Митя ходит вокруг нее на руках. Рубашка у него вылезла из штанов, и она хохочет, видя его худой, мальчишеский тощий живот. Она хохочет, чтобы скрыть жалость. Ведь жалость, как сказал Горький, унижает человека.
Митя резко становится на ноги и садится рядом.
– Когда у нас родится сын, он будет спортсменом. Я заставлю его и на руках ходить, и бегать, и плавать. Ясно?
Ираида смеется и качает головой:
– А если девочка?
– Да ну тебя! – возмущается Митя. – С чего бы это ей родиться? Я же сам сын! И у меня будет сын!
– Я-то не сын… – смущенно говорит Ираида.

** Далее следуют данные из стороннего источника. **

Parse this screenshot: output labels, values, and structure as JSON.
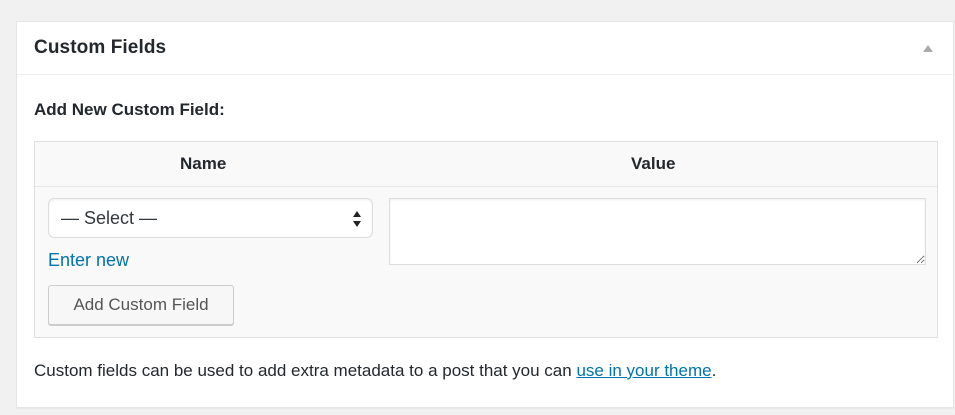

– Я понятия не имею, кто ты, – отвечает Митя. – Вот ответь мне на вопрос: если завтра умирать, ты что будешь делать в оставшееся время?
– Я не хочу про такое думать.
– Подумай! – просит он. – Я, например, знаю что… Я пойду медленно-медленно… И буду все трогать руками – дома, собак, траву, камни… И буду пить прямо из речки… Буду спрашивать у людей все, что захочу… Не пропущу ничего и никого мимо. И тогда я, наверное, насытюсь… Или насычусь? Тюсь или чусь?
Вот так он всегда: одним умеет перечеркнуть другое. Что, надо смеяться? Митя ей сказал когда-то: «У тебя нет юмора. Ни на грамм… Просто удивительно… Врожденный порок…» Она тогда ловко по молодости приспособилась: если ей что-то было неясно и почему-то неприятно, она определяла – это юмор. Потом, через многие, многие годы, она уже не стеснялась «врожденного порока». Если все смеялись, а ей было не смешно, она громко спрашивала:
– Это был юмор? Да? Мне это несмешно, уважаемые!
Нравилось, как выключался смех и неловко, будто цепляясь за что-то, снимались улыбки.
Но это было уже потом… А тогда, в русле обмелевшей реки, она была еще Радой. Только Митя мог придумать из ее странного, спаренного имени такое производное.
– Рада-лада, рада-лада, рада-ладушка моя. – Митя смотрит на ее колени, а потом целует их.
– Ты что? – Митя кажется ей порочным человеком.
– Что я такого сделал?
– Ты еще спрашиваешь?
– Почему я не могу поцеловать твое колено?
– Ты меня унижаешь.
– Почему когда в губы, то не унижаю? Чем колено хуже?
Ираида растерянно смотрит на него. Митя хохочет и становится на руки и снова идет вокруг нее, показывая всему миру свой незащищенный живот. Она учится в индустриальном институте, а Митя – в педагогическом.
– Жалость унижает человека? – тихо спрашивает Ираида.
Митя садится на песок, тяжело дышит. Зачем он столько ходит на руках?
– Я убежден, что нет… Я убежден, что лично Горький не мог так думать… Так мог думать его Сатин или кто другой, для которого жалость – это последняя милостыня… Поводок слепому… Но ведь можно иначе? Жалеть ребенка, старика… Мне вот тебя жалко…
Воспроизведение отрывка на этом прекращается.